Hôtel pour abeilles [un coup de pouce à nos bienfaitrices]

dimanche, août 23, 2015

Pourquoi parler des abeilles?

Parce qu'elles tiennent un rôle crucial dans la chaîne alimentaire. En effet, environ 40% des produits que nous consommons dans nos assiettes sont directement ou indirectement le fruit du travail de ces petits pollinisateurs. Elles participent à la mise au monde de nombreux fruits et légumes grâce à leur travail minutieux. Un travail qui nourrit bon nombre d'animaux, incluant les humains. Si elles venaient à disparaître, plusieurs aliments viendraient à disparaître également. C'est sans parler de la flore en général, dont la pérennité serait grandement menacée.

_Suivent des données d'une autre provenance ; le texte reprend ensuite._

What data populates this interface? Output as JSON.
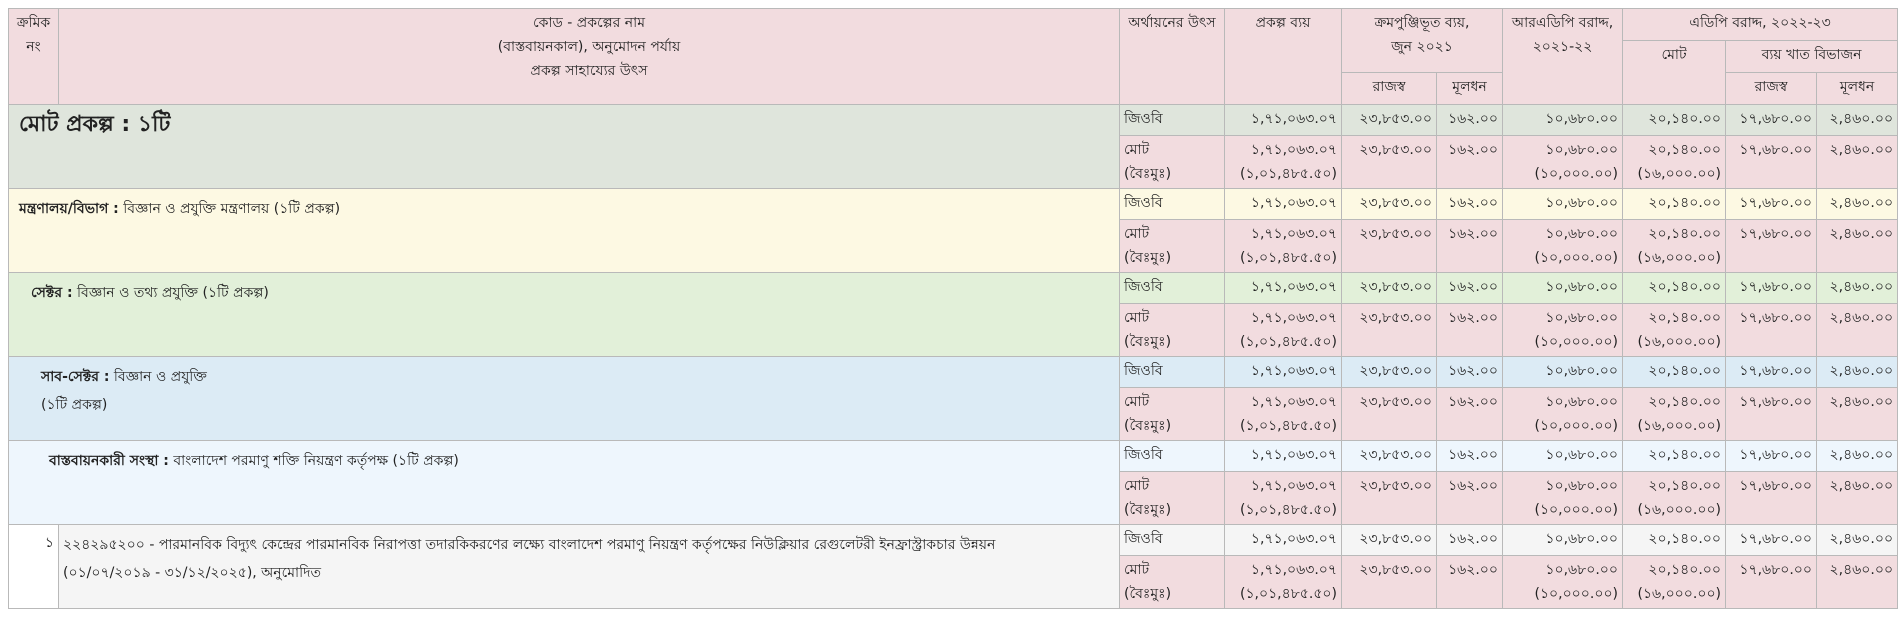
{
  "header": {
    "serial": [
      "ক্রমিক",
      "নং"
    ],
    "project": [
      "কোড - প্রকল্পের নাম",
      "(বাস্তবায়নকাল), অনুমোদন পর্যায়",
      "প্রকল্প সাহায্যের উৎস"
    ],
    "source": "অর্থায়নের উৎস",
    "cost": "প্রকল্প ব্যয়",
    "cumulative": [
      "ক্রমপুঞ্জিভূত ব্যয়,",
      "জুন ২০২১"
    ],
    "revenue_1": "রাজস্ব",
    "capital_1": "মূলধন",
    "radp": [
      "আরএডিপি বরাদ্দ,",
      "২০২১-২২"
    ],
    "adp": "এডিপি বরাদ্দ, ২০২২-২৩",
    "adp_total": "মোট",
    "breakdown": "ব্যয় খাত বিভাজন",
    "revenue_2": "রাজস্ব",
    "capital_2": "মূলধন"
  },
  "sections": [
    {
      "title": "মোট প্রকল্প : ১টি",
      "rows": [
        {
          "source": [
            "জিওবি"
          ],
          "cells": [
            [
              "১,৭১,০৬৩.০৭"
            ],
            [
              "২৩,৮৫৩.০০"
            ],
            [
              "১৬২.০০"
            ],
            [
              "১০,৬৮০.০০"
            ],
            [
              "২০,১৪০.০০"
            ],
            [
              "১৭,৬৮০.০০"
            ],
            [
              "২,৪৬০.০০"
            ]
          ]
        },
        {
          "source": [
            "মোট",
            "(বৈঃমুঃ)"
          ],
          "cells": [
            [
              "১,৭১,০৬৩.০৭",
              "(১,০১,৪৮৫.৫০)"
            ],
            [
              "২৩,৮৫৩.০০"
            ],
            [
              "১৬২.০০"
            ],
            [
              "১০,৬৮০.০০",
              "(১০,০০০.০০)"
            ],
            [
              "২০,১৪০.০০",
              "(১৬,০০০.০০)"
            ],
            [
              "১৭,৬৮০.০০"
            ],
            [
              "২,৪৬০.০০"
            ]
          ]
        }
      ]
    },
    {
      "prefix": "মন্ত্রণালয়/বিভাগ :",
      "text": [
        "বিজ্ঞান ও প্রযুক্তি মন্ত্রণালয় (১টি প্রকল্প)"
      ],
      "rows": [
        {
          "source": [
            "জিওবি"
          ],
          "cells": [
            [
              "১,৭১,০৬৩.০৭"
            ],
            [
              "২৩,৮৫৩.০০"
            ],
            [
              "১৬২.০০"
            ],
            [
              "১০,৬৮০.০০"
            ],
            [
              "২০,১৪০.০০"
            ],
            [
              "১৭,৬৮০.০০"
            ],
            [
              "২,৪৬০.০০"
            ]
          ]
        },
        {
          "source": [
            "মোট",
            "(বৈঃমুঃ)"
          ],
          "cells": [
            [
              "১,৭১,০৬৩.০৭",
              "(১,০১,৪৮৫.৫০)"
            ],
            [
              "২৩,৮৫৩.০০"
            ],
            [
              "১৬২.০০"
            ],
            [
              "১০,৬৮০.০০",
              "(১০,০০০.০০)"
            ],
            [
              "২০,১৪০.০০",
              "(১৬,০০০.০০)"
            ],
            [
              "১৭,৬৮০.০০"
            ],
            [
              "২,৪৬০.০০"
            ]
          ]
        }
      ]
    },
    {
      "prefix": "সেক্টর :",
      "text": [
        "বিজ্ঞান ও তথ্য প্রযুক্তি (১টি প্রকল্প)"
      ],
      "rows": [
        {
          "source": [
            "জিওবি"
          ],
          "cells": [
            [
              "১,৭১,০৬৩.০৭"
            ],
            [
              "২৩,৮৫৩.০০"
            ],
            [
              "১৬২.০০"
            ],
            [
              "১০,৬৮০.০০"
            ],
            [
              "২০,১৪০.০০"
            ],
            [
              "১৭,৬৮০.০০"
            ],
            [
              "২,৪৬০.০০"
            ]
          ]
        },
        {
          "source": [
            "মোট",
            "(বৈঃমুঃ)"
          ],
          "cells": [
            [
              "১,৭১,০৬৩.০৭",
              "(১,০১,৪৮৫.৫০)"
            ],
            [
              "২৩,৮৫৩.০০"
            ],
            [
              "১৬২.০০"
            ],
            [
              "১০,৬৮০.০০",
              "(১০,০০০.০০)"
            ],
            [
              "২০,১৪০.০০",
              "(১৬,০০০.০০)"
            ],
            [
              "১৭,৬৮০.০০"
            ],
            [
              "২,৪৬০.০০"
            ]
          ]
        }
      ]
    },
    {
      "prefix": "সাব-সেক্টর :",
      "text": [
        "বিজ্ঞান ও প্রযুক্তি",
        "(১টি প্রকল্প)"
      ],
      "rows": [
        {
          "source": [
            "জিওবি"
          ],
          "cells": [
            [
              "১,৭১,০৬৩.০৭"
            ],
            [
              "২৩,৮৫৩.০০"
            ],
            [
              "১৬২.০০"
            ],
            [
              "১০,৬৮০.০০"
            ],
            [
              "২০,১৪০.০০"
            ],
            [
              "১৭,৬৮০.০০"
            ],
            [
              "২,৪৬০.০০"
            ]
          ]
        },
        {
          "source": [
            "মোট",
            "(বৈঃমুঃ)"
          ],
          "cells": [
            [
              "১,৭১,০৬৩.০৭",
              "(১,০১,৪৮৫.৫০)"
            ],
            [
              "২৩,৮৫৩.০০"
            ],
            [
              "১৬২.০০"
            ],
            [
              "১০,৬৮০.০০",
              "(১০,০০০.০০)"
            ],
            [
              "২০,১৪০.০০",
              "(১৬,০০০.০০)"
            ],
            [
              "১৭,৬৮০.০০"
            ],
            [
              "২,৪৬০.০০"
            ]
          ]
        }
      ]
    },
    {
      "prefix": "বাস্তবায়নকারী সংস্থা :",
      "text": [
        "বাংলাদেশ পরমাণু শক্তি নিয়ন্ত্রণ কর্তৃপক্ষ (১টি প্রকল্প)"
      ],
      "rows": [
        {
          "source": [
            "জিওবি"
          ],
          "cells": [
            [
              "১,৭১,০৬৩.০৭"
            ],
            [
              "২৩,৮৫৩.০০"
            ],
            [
              "১৬২.০০"
            ],
            [
              "১০,৬৮০.০০"
            ],
            [
              "২০,১৪০.০০"
            ],
            [
              "১৭,৬৮০.০০"
            ],
            [
              "২,৪৬০.০০"
            ]
          ]
        },
        {
          "source": [
            "মোট",
            "(বৈঃমুঃ)"
          ],
          "cells": [
            [
              "১,৭১,০৬৩.০৭",
              "(১,০১,৪৮৫.৫০)"
            ],
            [
              "২৩,৮৫৩.০০"
            ],
            [
              "১৬২.০০"
            ],
            [
              "১০,৬৮০.০০",
              "(১০,০০০.০০)"
            ],
            [
              "২০,১৪০.০০",
              "(১৬,০০০.০০)"
            ],
            [
              "১৭,৬৮০.০০"
            ],
            [
              "২,৪৬০.০০"
            ]
          ]
        }
      ]
    },
    {
      "serial": "১",
      "text": [
        "২২৪২৯৫২০০ - পারমানবিক বিদ্যুৎ কেন্দ্রের পারমানবিক নিরাপত্তা তদারকিকরণের লক্ষ্যে বাংলাদেশ পরমাণু নিয়ন্ত্রণ কর্তৃপক্ষের নিউক্লিয়ার রেগুলেটরী ইনফ্রাস্ট্রাকচার উন্নয়ন",
        "(০১/০৭/২০১৯ - ৩১/১২/২০২৫), অনুমোদিত"
      ],
      "rows": [
        {
          "source": [
            "জিওবি"
          ],
          "cells": [
            [
              "১,৭১,০৬৩.০৭"
            ],
            [
              "২৩,৮৫৩.০০"
            ],
            [
              "১৬২.০০"
            ],
            [
              "১০,৬৮০.০০"
            ],
            [
              "২০,১৪০.০০"
            ],
            [
              "১৭,৬৮০.০০"
            ],
            [
              "২,৪৬০.০০"
            ]
          ]
        },
        {
          "source": [
            "মোট",
            "(বৈঃমুঃ)"
          ],
          "cells": [
            [
              "১,৭১,০৬৩.০৭",
              "(১,০১,৪৮৫.৫০)"
            ],
            [
              "২৩,৮৫৩.০০"
            ],
            [
              "১৬২.০০"
            ],
            [
              "১০,৬৮০.০০",
              "(১০,০০০.০০)"
            ],
            [
              "২০,১৪০.০০",
              "(১৬,০০০.০০)"
            ],
            [
              "১৭,৬৮০.০০"
            ],
            [
              "২,৪৬০.০০"
            ]
          ]
        }
      ]
    }
  ]
}
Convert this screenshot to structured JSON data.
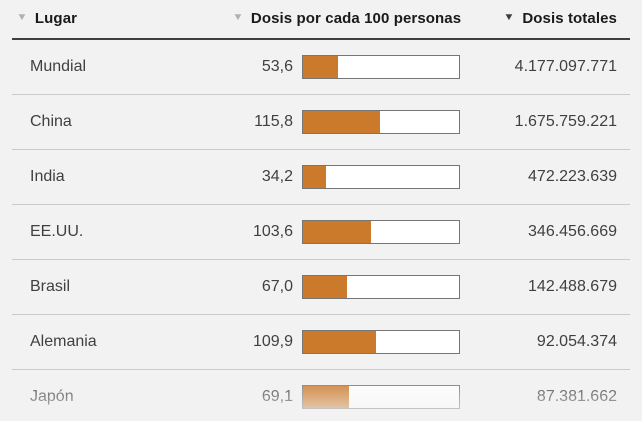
{
  "icons": {
    "sort_desc": "▼"
  },
  "colors": {
    "background": "#f2f2f2",
    "bar_fill": "#cb7a2b",
    "bar_border": "#767676",
    "header_text": "#1a1a1a",
    "row_text": "#404040",
    "separator": "#cbcbcb",
    "sort_icon_inactive": "#b1b1b1",
    "sort_icon_active": "#3f3f42"
  },
  "header": {
    "columns": [
      {
        "label": "Lugar",
        "sort_active": false
      },
      {
        "label": "Dosis por cada 100 personas",
        "sort_active": false
      },
      {
        "label": "Dosis totales",
        "sort_active": true
      }
    ]
  },
  "table": {
    "rows": [
      {
        "place": "Mundial",
        "per100": "53,6",
        "per100_value": 53.6,
        "total": "4.177.097.771"
      },
      {
        "place": "China",
        "per100": "115,8",
        "per100_value": 115.8,
        "total": "1.675.759.221"
      },
      {
        "place": "India",
        "per100": "34,2",
        "per100_value": 34.2,
        "total": "472.223.639"
      },
      {
        "place": "EE.UU.",
        "per100": "103,6",
        "per100_value": 103.6,
        "total": "346.456.669"
      },
      {
        "place": "Brasil",
        "per100": "67,0",
        "per100_value": 67.0,
        "total": "142.488.679"
      },
      {
        "place": "Alemania",
        "per100": "109,9",
        "per100_value": 109.9,
        "total": "92.054.374"
      },
      {
        "place": "Japón",
        "per100": "69,1",
        "per100_value": 69.1,
        "total": "87.381.662"
      }
    ]
  },
  "chart_data": {
    "type": "table",
    "title": "",
    "columns": [
      "Lugar",
      "Dosis por cada 100 personas",
      "Dosis totales"
    ],
    "categories": [
      "Mundial",
      "China",
      "India",
      "EE.UU.",
      "Brasil",
      "Alemania",
      "Japón"
    ],
    "series": [
      {
        "name": "Dosis por cada 100 personas",
        "values": [
          53.6,
          115.8,
          34.2,
          103.6,
          67.0,
          109.9,
          69.1
        ]
      },
      {
        "name": "Dosis totales",
        "values": [
          4177097771,
          1675759221,
          472223639,
          346456669,
          142488679,
          92054374,
          87381662
        ]
      }
    ],
    "bar_scale_max": 236,
    "sorted_by": "Dosis totales (descendente)",
    "legend_position": "none",
    "grid": false
  }
}
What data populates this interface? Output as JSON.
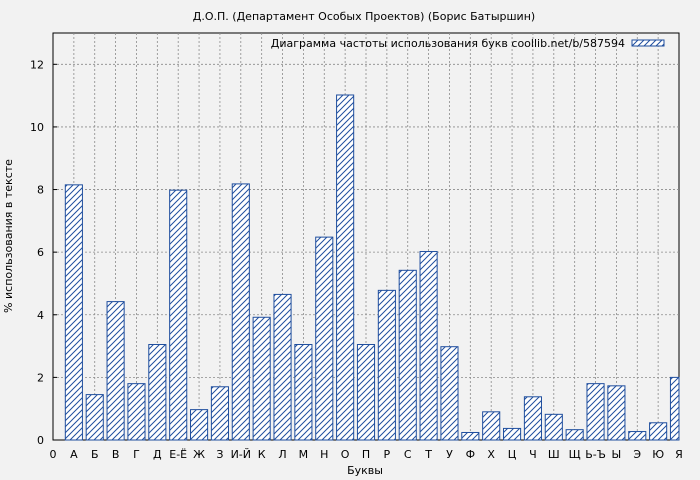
{
  "chart_data": {
    "type": "bar",
    "title": "Д.О.П. (Департамент Особых Проектов) (Борис Батыршин)",
    "xlabel": "Буквы",
    "ylabel": "% использования в тексте",
    "ylim": [
      0,
      13
    ],
    "yticks": [
      0,
      2,
      4,
      6,
      8,
      10,
      12
    ],
    "grid": true,
    "legend_position": "top-right",
    "categories": [
      "0",
      "А",
      "Б",
      "В",
      "Г",
      "Д",
      "Е-Ё",
      "Ж",
      "З",
      "И-Й",
      "К",
      "Л",
      "М",
      "Н",
      "О",
      "П",
      "Р",
      "С",
      "Т",
      "У",
      "Ф",
      "Х",
      "Ц",
      "Ч",
      "Ш",
      "Щ",
      "Ь-Ъ",
      "Ы",
      "Э",
      "Ю",
      "Я"
    ],
    "series": [
      {
        "name": "Диаграмма частоты использования букв coollib.net/b/587594",
        "color": "#1f4e9e",
        "values": [
          null,
          8.15,
          1.45,
          4.42,
          1.8,
          3.05,
          7.98,
          0.97,
          1.7,
          8.18,
          3.92,
          4.65,
          3.05,
          6.48,
          11.02,
          3.05,
          4.78,
          5.42,
          6.02,
          2.98,
          0.24,
          0.9,
          0.37,
          1.38,
          0.82,
          0.33,
          1.8,
          1.73,
          0.27,
          0.55,
          2.0
        ]
      }
    ]
  }
}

Ça fait quelques années que j'entends parler du déclin de ce petit insecte qui m'a longtemps effrayée. À une certaine époque, je mettais tous les insectes rayés dans la même catégorie, qu'il s'agisse d'une abeille, d'une guêpe ou d'un bourdon. Tous des insectes piqueurs, tous des méchants! Sans parler du risque d'allergie relié aux piqûres d'abeille. Sans distinction, je les fuyais, je les haïssais. Jusqu'à ce que j'aie plusieurs nids de guêpes chez moi...

Je me suis alors renseignée sur mes squatteuses, démarche qui m'aura notamment permis d'apprendre à différencier les guêpes des abeilles. À mieux comprendre leur comportement également. Pour finalement, me rendre compte qu'en fait, les abeilles n'ont rien de bien méchant! Vous n'avez qu'à faire une petite recherche dans Google pour apprendre à reconnaître l'abeille.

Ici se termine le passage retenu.